Jack Rink then suggests that bigfoot isn't a throwback, but rather modern humans who have deliberately adapted to the wild -- possibly as part of a shamanistic ritual.  In British Columbia, one First Nations archeologist believes that Squamish nation initiates spent years training in the woods, covering themselves in moss to keep warm.  When these "wild people" were seen by members of other societies, they led to the legends.  The show then suggests that these shamanic traditions may continue even today, all over the world.  But is this enough to explain all the sightings worldwide?  The team weighs all the evidence and -- not surprisingly -- the skeptics remain skeptical and the believers remain believers.  What seems clear is that the Patterson film escalated sightings, but not all sightings are hoaxes or easily explained.  Bill Sellers points out that if these creatures were real, there should be more solid physical evidence.

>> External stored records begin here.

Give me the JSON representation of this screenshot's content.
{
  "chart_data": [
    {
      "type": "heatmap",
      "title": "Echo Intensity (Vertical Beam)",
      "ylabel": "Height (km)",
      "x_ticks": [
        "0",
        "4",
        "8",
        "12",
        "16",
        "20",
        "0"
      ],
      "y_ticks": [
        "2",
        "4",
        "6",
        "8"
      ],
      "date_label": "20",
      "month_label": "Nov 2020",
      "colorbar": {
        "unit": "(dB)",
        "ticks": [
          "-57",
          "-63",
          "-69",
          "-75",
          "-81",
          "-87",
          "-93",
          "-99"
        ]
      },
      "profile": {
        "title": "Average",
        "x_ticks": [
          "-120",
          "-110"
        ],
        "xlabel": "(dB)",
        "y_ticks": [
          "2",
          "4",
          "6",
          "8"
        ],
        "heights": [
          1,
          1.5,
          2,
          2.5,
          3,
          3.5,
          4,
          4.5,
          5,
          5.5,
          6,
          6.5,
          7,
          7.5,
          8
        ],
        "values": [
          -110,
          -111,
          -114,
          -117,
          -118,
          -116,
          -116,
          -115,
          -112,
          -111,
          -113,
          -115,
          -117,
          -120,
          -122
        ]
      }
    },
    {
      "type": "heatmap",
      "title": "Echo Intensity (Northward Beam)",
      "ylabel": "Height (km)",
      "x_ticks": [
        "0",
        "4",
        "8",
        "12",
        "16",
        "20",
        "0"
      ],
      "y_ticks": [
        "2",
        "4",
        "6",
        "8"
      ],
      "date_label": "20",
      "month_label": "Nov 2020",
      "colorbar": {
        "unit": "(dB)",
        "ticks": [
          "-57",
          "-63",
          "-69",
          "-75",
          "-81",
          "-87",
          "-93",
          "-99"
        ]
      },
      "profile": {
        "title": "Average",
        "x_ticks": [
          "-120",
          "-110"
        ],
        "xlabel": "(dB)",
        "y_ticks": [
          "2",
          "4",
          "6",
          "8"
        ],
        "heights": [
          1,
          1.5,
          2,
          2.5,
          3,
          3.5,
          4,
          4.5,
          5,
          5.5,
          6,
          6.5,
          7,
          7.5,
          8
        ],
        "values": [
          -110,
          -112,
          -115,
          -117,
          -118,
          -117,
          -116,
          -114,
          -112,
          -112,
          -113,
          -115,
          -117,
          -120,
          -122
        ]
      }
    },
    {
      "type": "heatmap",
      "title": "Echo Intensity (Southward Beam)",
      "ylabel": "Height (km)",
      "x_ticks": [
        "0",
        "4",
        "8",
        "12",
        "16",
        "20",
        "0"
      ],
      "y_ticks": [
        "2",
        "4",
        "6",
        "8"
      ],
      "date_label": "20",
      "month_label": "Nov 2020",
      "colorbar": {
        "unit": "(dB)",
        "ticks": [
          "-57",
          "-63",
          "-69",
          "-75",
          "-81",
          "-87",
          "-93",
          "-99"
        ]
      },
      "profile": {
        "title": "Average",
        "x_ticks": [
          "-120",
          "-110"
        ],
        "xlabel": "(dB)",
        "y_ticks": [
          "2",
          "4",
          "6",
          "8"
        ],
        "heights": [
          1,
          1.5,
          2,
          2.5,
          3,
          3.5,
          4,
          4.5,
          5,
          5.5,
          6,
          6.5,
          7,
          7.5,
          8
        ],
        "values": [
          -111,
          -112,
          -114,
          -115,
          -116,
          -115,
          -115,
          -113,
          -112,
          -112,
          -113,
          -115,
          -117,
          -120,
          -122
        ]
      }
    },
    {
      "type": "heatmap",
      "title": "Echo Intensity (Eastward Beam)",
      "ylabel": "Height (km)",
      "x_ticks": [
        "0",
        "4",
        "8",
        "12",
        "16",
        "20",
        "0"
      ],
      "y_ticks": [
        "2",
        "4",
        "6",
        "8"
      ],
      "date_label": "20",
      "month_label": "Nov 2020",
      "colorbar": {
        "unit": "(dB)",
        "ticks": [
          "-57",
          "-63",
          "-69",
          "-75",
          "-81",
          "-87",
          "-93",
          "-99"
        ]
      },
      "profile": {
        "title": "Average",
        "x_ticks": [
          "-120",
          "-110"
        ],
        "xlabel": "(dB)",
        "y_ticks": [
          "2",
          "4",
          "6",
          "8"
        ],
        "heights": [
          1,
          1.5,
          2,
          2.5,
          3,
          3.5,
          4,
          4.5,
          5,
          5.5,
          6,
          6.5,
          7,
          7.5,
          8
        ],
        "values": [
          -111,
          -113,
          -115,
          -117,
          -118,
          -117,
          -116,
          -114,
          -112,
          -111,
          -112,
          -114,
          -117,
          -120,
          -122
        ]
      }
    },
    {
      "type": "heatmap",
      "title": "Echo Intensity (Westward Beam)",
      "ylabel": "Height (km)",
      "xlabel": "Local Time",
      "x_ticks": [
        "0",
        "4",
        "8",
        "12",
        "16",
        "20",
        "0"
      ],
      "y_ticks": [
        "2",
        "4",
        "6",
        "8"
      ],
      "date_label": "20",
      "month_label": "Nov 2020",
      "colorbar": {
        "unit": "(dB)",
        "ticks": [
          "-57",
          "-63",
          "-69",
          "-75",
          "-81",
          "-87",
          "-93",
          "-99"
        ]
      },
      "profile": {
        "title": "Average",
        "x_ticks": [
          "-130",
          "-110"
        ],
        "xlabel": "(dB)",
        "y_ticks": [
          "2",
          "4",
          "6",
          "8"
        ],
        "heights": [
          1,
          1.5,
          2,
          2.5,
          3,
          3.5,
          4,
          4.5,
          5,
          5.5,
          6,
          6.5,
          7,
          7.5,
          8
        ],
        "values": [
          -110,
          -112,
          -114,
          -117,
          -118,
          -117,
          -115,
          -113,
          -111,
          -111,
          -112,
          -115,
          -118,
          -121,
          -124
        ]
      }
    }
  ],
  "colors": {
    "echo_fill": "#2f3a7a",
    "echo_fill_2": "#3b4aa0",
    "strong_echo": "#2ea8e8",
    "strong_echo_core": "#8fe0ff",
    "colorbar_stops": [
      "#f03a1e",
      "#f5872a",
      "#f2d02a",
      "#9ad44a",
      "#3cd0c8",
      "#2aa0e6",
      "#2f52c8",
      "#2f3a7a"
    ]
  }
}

With a title like Bigfoot: The Definitive Guide, one would hope for a show full of sightings and good science.  While we do get plenty of stories and sightings, a pretty good overview of the phenomenon, and a veritable catalog of bigfoots, bigfoot-like creatures, and suspects for what bigfoot could really be, the science beyond that cataloging is very much of the "I want to believe" variety rather than actual "how can we form a hypothesis and test it" science.  What we mostly get, rather than "good" science is speculation, lots and lots of speculation.